La figure de style adoptée par Rheingold semble être l’oxymore tant le long métrage se plaît à allier les contraires : l’évolution d’un émigré kurde parmi diverses mafias se conçoit telle une relecture d’un mythe fondateur de la culture allemande, ce qui n’est pas sans évoquer le récent et magnifique Undine (Christian Petzold, 2020) ; le rap, genre dans lequel se spécialise Giwar Hajabi aka Xatar découle d’une formation classique assurée par le père – lui-même compositeur ayant orchestré la rencontre entre ses racines orientales et les traditions européennes –, par la mère qui l’inscrit à des cours de piano et par la fréquentation de l’opéra et du conservatoire ; l’amour trouve une place dans ce destin en se manifestant à distance, derrière une vitre ou dans des vêtements de fonction (vendeuse, responsable du vestiaire de l’opéra), par des signes et des objets intermédiaires ; la gloire naît de la captivité, à la fois par la résistance acquise au fil des épreuves et par ce concours de circonstances qui veut que le premier album édité et vendu soit conçu en prison.

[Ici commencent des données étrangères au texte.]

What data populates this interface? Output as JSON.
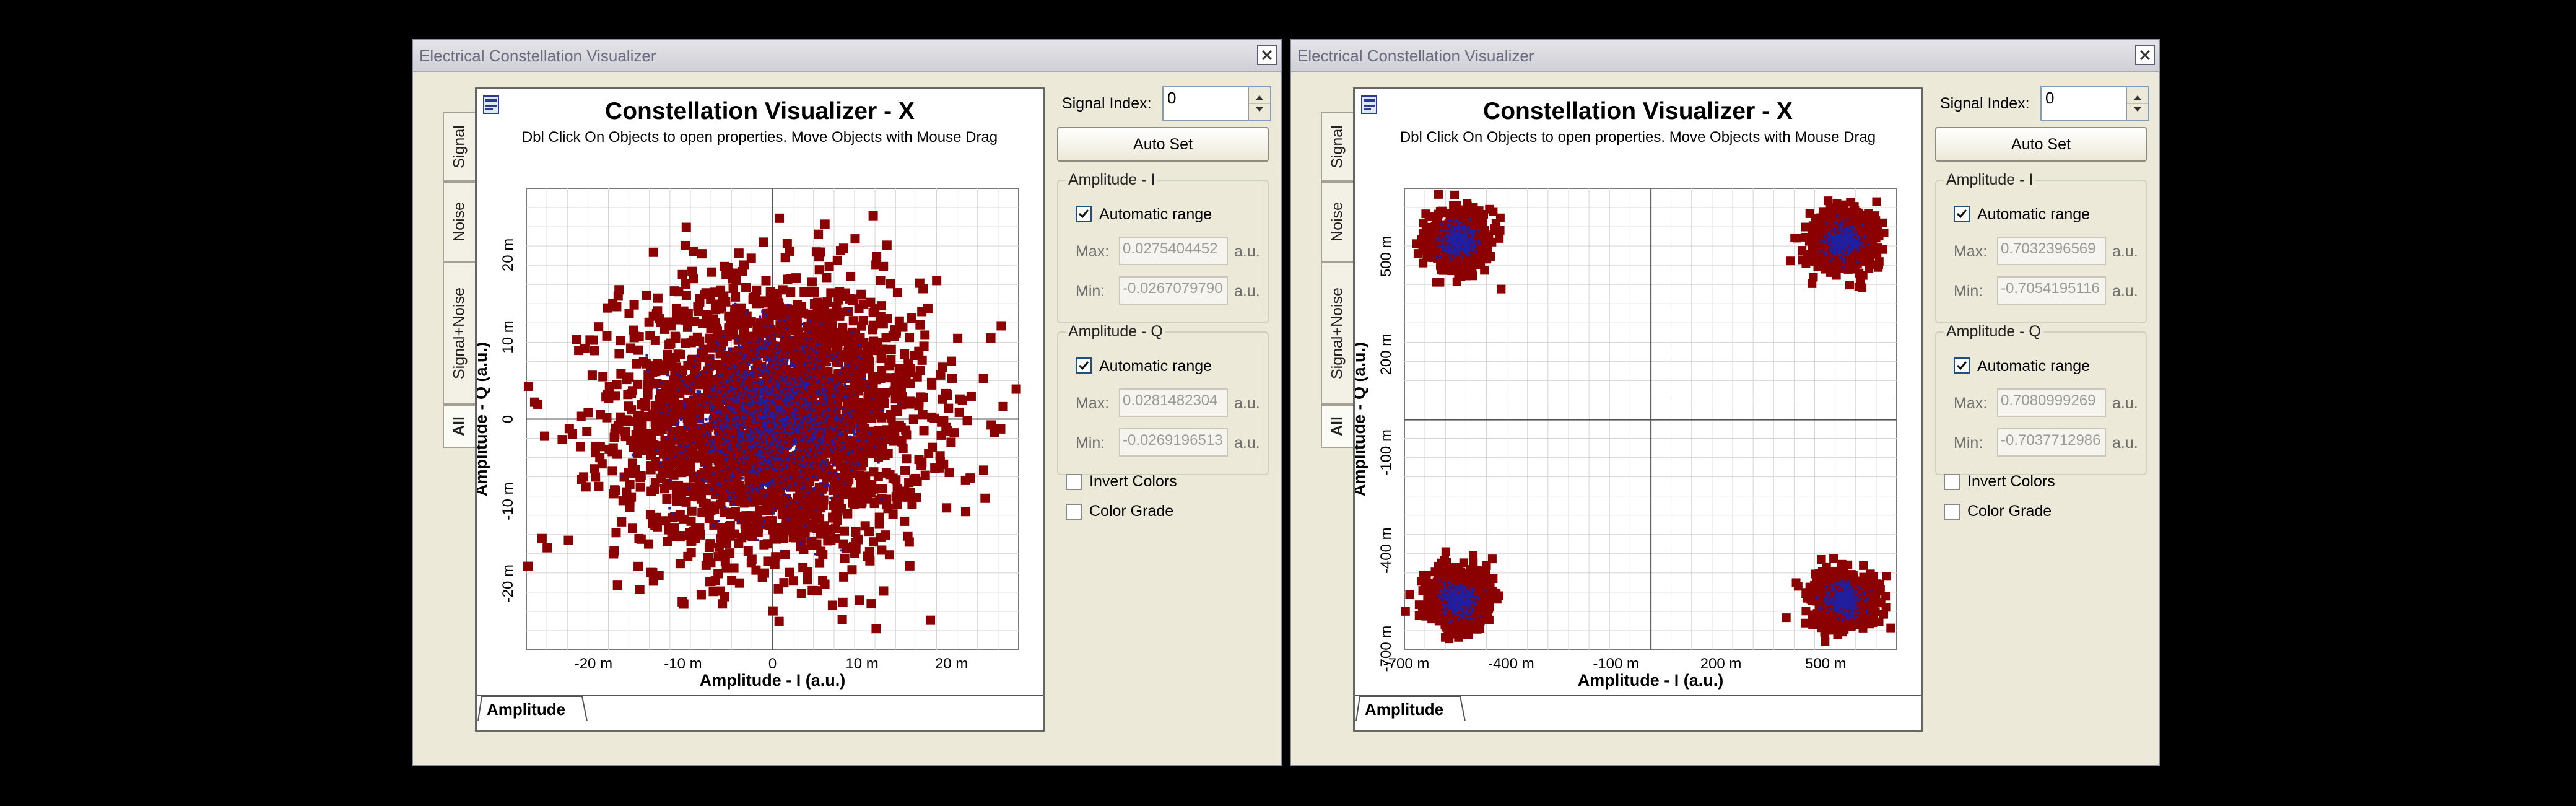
{
  "left": {
    "window_title": "Electrical Constellation Visualizer",
    "tabs": [
      "Signal",
      "Noise",
      "Signal+Noise",
      "All"
    ],
    "plot_title": "Constellation Visualizer - X",
    "plot_hint": "Dbl Click On Objects to open properties.  Move Objects with Mouse Drag",
    "bottom_tab": "Amplitude",
    "signal_index_label": "Signal Index:",
    "signal_index_value": "0",
    "auto_set_label": "Auto Set",
    "amp_i": {
      "group": "Amplitude - I",
      "auto": "Automatic range",
      "max_label": "Max:",
      "max_value": "0.0275404452",
      "min_label": "Min:",
      "min_value": "-0.0267079790",
      "unit": "a.u."
    },
    "amp_q": {
      "group": "Amplitude - Q",
      "auto": "Automatic range",
      "max_label": "Max:",
      "max_value": "0.0281482304",
      "min_label": "Min:",
      "min_value": "-0.0269196513",
      "unit": "a.u."
    },
    "invert_colors": "Invert Colors",
    "color_grade": "Color Grade"
  },
  "right": {
    "window_title": "Electrical Constellation Visualizer",
    "tabs": [
      "Signal",
      "Noise",
      "Signal+Noise",
      "All"
    ],
    "plot_title": "Constellation Visualizer - X",
    "plot_hint": "Dbl Click On Objects to open properties.  Move Objects with Mouse Drag",
    "bottom_tab": "Amplitude",
    "signal_index_label": "Signal Index:",
    "signal_index_value": "0",
    "auto_set_label": "Auto Set",
    "amp_i": {
      "group": "Amplitude - I",
      "auto": "Automatic range",
      "max_label": "Max:",
      "max_value": "0.7032396569",
      "min_label": "Min:",
      "min_value": "-0.7054195116",
      "unit": "a.u."
    },
    "amp_q": {
      "group": "Amplitude - Q",
      "auto": "Automatic range",
      "max_label": "Max:",
      "max_value": "0.7080999269",
      "min_label": "Min:",
      "min_value": "-0.7037712986",
      "unit": "a.u."
    },
    "invert_colors": "Invert Colors",
    "color_grade": "Color Grade"
  },
  "colors": {
    "noise_point": "#8b0000",
    "signal_point": "#1f1f9f",
    "grid": "#d4d4d4"
  },
  "chart_data": [
    {
      "type": "scatter",
      "title": "Constellation Visualizer - X",
      "xlabel": "Amplitude - I (a.u.)",
      "ylabel": "Amplitude - Q (a.u.)",
      "xlim": [
        -0.0275,
        0.0275
      ],
      "ylim": [
        -0.0281,
        0.0281
      ],
      "x_ticks": [
        "-20 m",
        "-10 m",
        "0",
        "10 m",
        "20 m"
      ],
      "y_ticks": [
        "-20 m",
        "-10 m",
        "0",
        "10 m",
        "20 m"
      ],
      "grid": true,
      "series": [
        {
          "description": "noisy samples centred at origin",
          "center": [
            0,
            0
          ],
          "spread": 0.0085
        }
      ]
    },
    {
      "type": "scatter",
      "title": "Constellation Visualizer - X",
      "xlabel": "Amplitude - I (a.u.)",
      "ylabel": "Amplitude - Q (a.u.)",
      "xlim": [
        -0.7054,
        0.7032
      ],
      "ylim": [
        -0.7038,
        0.7081
      ],
      "x_ticks": [
        "-700 m",
        "-400 m",
        "-100 m",
        "200 m",
        "500 m"
      ],
      "y_ticks": [
        "-700 m",
        "-400 m",
        "-100 m",
        "200 m",
        "500 m"
      ],
      "grid": true,
      "series": [
        {
          "description": "QPSK clusters",
          "centers": [
            [
              -0.55,
              0.55
            ],
            [
              0.55,
              0.55
            ],
            [
              -0.55,
              -0.55
            ],
            [
              0.55,
              -0.55
            ]
          ],
          "spread": 0.045
        }
      ]
    }
  ]
}
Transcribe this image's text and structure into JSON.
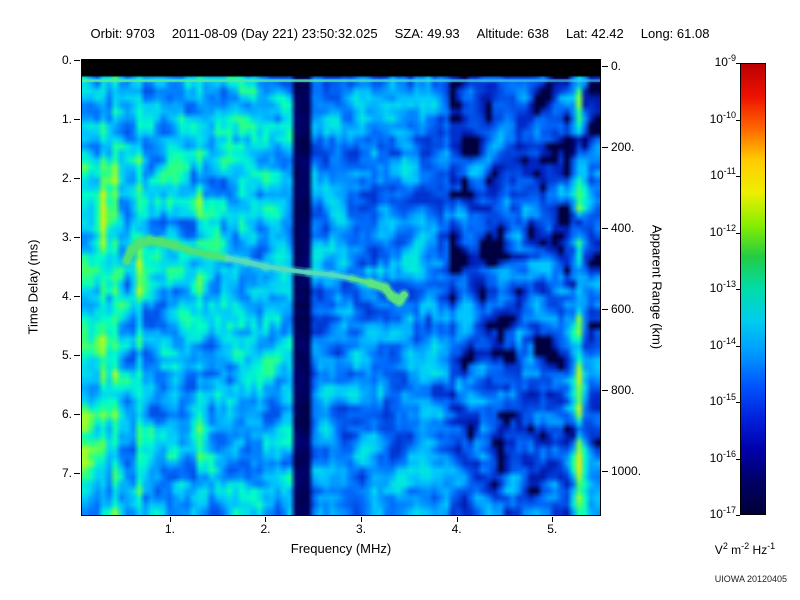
{
  "header": {
    "items": [
      {
        "label": "Orbit:",
        "value": "9703"
      },
      {
        "label": "",
        "value": "2011-08-09 (Day 221) 23:50:32.025"
      },
      {
        "label": "SZA:",
        "value": "49.93"
      },
      {
        "label": "Altitude:",
        "value": "638"
      },
      {
        "label": "Lat:",
        "value": "42.42"
      },
      {
        "label": "Long:",
        "value": "61.08"
      }
    ]
  },
  "footer": {
    "credit": "UIOWA 20120405"
  },
  "chart_data": {
    "type": "heatmap",
    "title": "",
    "xlabel": "Frequency (MHz)",
    "ylabel_left": "Time Delay (ms)",
    "ylabel_right": "Apparent Range (km)",
    "x_range_mhz": [
      0.08,
      5.5
    ],
    "y_range_ms": [
      0,
      7.71
    ],
    "y_right_range_km": [
      -15,
      1109
    ],
    "x_ticks": [
      {
        "label": "1.",
        "value": 1
      },
      {
        "label": "2.",
        "value": 2
      },
      {
        "label": "3.",
        "value": 3
      },
      {
        "label": "4.",
        "value": 4
      },
      {
        "label": "5.",
        "value": 5
      }
    ],
    "y_left_ticks": [
      {
        "label": "0.",
        "value": 0
      },
      {
        "label": "1.",
        "value": 1
      },
      {
        "label": "2.",
        "value": 2
      },
      {
        "label": "3.",
        "value": 3
      },
      {
        "label": "4.",
        "value": 4
      },
      {
        "label": "5.",
        "value": 5
      },
      {
        "label": "6.",
        "value": 6
      },
      {
        "label": "7.",
        "value": 7
      }
    ],
    "y_right_ticks": [
      {
        "label": "0.",
        "value": 0
      },
      {
        "label": "200.",
        "value": 200
      },
      {
        "label": "400.",
        "value": 400
      },
      {
        "label": "600.",
        "value": 600
      },
      {
        "label": "800.",
        "value": 800
      },
      {
        "label": "1000.",
        "value": 1000
      }
    ],
    "colorbar": {
      "scale_base": "10",
      "exponents": [
        "-9",
        "-10",
        "-11",
        "-12",
        "-13",
        "-14",
        "-15",
        "-16",
        "-17"
      ],
      "units_segments": [
        {
          "t": "V"
        },
        {
          "t": "2",
          "sup": true
        },
        {
          "t": " m"
        },
        {
          "t": "-2",
          "sup": true
        },
        {
          "t": " Hz"
        },
        {
          "t": "-1",
          "sup": true
        }
      ],
      "gradient": [
        "#bb0000",
        "#ee1100",
        "#ff6600",
        "#ffcc00",
        "#eeee00",
        "#88ee00",
        "#22cc44",
        "#00ddaa",
        "#00ccee",
        "#0099ff",
        "#0055ff",
        "#0022dd",
        "#0000aa",
        "#000066",
        "#000038"
      ]
    },
    "echo_trace": {
      "description": "ionospheric echo trace, green-cyan",
      "points_mhz_ms": [
        [
          0.55,
          3.4
        ],
        [
          0.6,
          3.22
        ],
        [
          0.68,
          3.1
        ],
        [
          0.78,
          3.06
        ],
        [
          0.9,
          3.08
        ],
        [
          1.05,
          3.14
        ],
        [
          1.2,
          3.22
        ],
        [
          1.4,
          3.3
        ],
        [
          1.6,
          3.36
        ],
        [
          1.8,
          3.42
        ],
        [
          2.0,
          3.5
        ],
        [
          2.2,
          3.55
        ],
        [
          2.45,
          3.6
        ],
        [
          2.7,
          3.64
        ],
        [
          2.9,
          3.7
        ],
        [
          3.1,
          3.78
        ],
        [
          3.25,
          3.86
        ],
        [
          3.32,
          4.0
        ],
        [
          3.4,
          4.08
        ],
        [
          3.45,
          3.98
        ]
      ]
    },
    "features": {
      "top_black_band_ms": 0.28,
      "surface_echo_line_ms": 0.35,
      "vertical_lines": [
        {
          "f": 0.13,
          "w": 0.018,
          "s": 0.15
        },
        {
          "f": 0.2,
          "w": 0.018,
          "s": 0.14
        },
        {
          "f": 0.3,
          "w": 0.018,
          "s": 0.14
        },
        {
          "f": 0.42,
          "w": 0.02,
          "s": 0.12
        },
        {
          "f": 0.68,
          "w": 0.025,
          "s": 0.12
        },
        {
          "f": 1.33,
          "w": 0.03,
          "s": 0.18
        },
        {
          "f": 5.28,
          "w": 0.06,
          "s": 0.38
        }
      ],
      "dark_band_mhz": [
        2.28,
        2.45
      ],
      "noise_regions": [
        {
          "f_range": [
            0.08,
            2.28
          ],
          "base": 0.3,
          "amp": 0.34
        },
        {
          "f_range": [
            2.45,
            3.9
          ],
          "base": 0.24,
          "amp": 0.3
        },
        {
          "f_range": [
            3.9,
            5.5
          ],
          "base": 0.1,
          "amp": 0.38,
          "black_patches": true
        }
      ]
    }
  }
}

Ainsi, Fatih Akin représente le processus d’immigration comme une richesse infinie apportée et au pays d’accueil et aux familles qui le gagnent, richesse qu’il n’aura de cesse de faire subsister en dépit des difficultés et qui s’incarne dans l’image dernière de l’or cerné de sirènes, allégorie lourdement amenée et répétée par la reprise de l’opéra de Wagner qui prête son titre au film. La subtilité n’a jamais été le fort du réalisateur, en témoigne la complaisance dans les sévices infligés aux personnages et dans le spectacle de trafiquants rendus sympathiques par leur humanité, leurs gaffes et leur guigne.
De tout cela, quelque chose cependant advient : un regard original se porte sur les personnages que la caméra suit sous des formes en constante évolution, traduisant les mutations de corps saisis depuis leurs origines jusqu’à l’âge adulte, corps que le temps transforme sans que la bonté de leur âme ni leurs valeurs n’en soient changées ; une oreille musicale s’affirme par le passage d’une formation de producteur au fait de s’improviser créateur. Et c’est alors tout le film qui éclaire cette transition, ce coup de maître accompli là où d’ordinaire les hommes se taisent et disparaissent de la vie publique : l’espace carcéral offre au protagoniste principal l’occasion de renaître de ses cendres et de fonder un foyer qui tentera, tant bien que mal, de vivre désormais dans la légalité en dépit d’un passé que l’on ne saurait changer et qui s’accroche à ses membres comme une ombre tenace.
Ne pas oublier d’où l’on vient pour savoir qui l’on est et le chemin accompli, telle est la trajectoire du long métrage et du premier album dont Fatih Akin fait ici l’exégèse, telle est la leçon transmise par un père à une fille dont les parents incarnent deux voies possibles de réussite sociale : l’élévation par les études et le travail pour l’une, par les méfaits pour l’autre. Décidément, l’oxymore partout.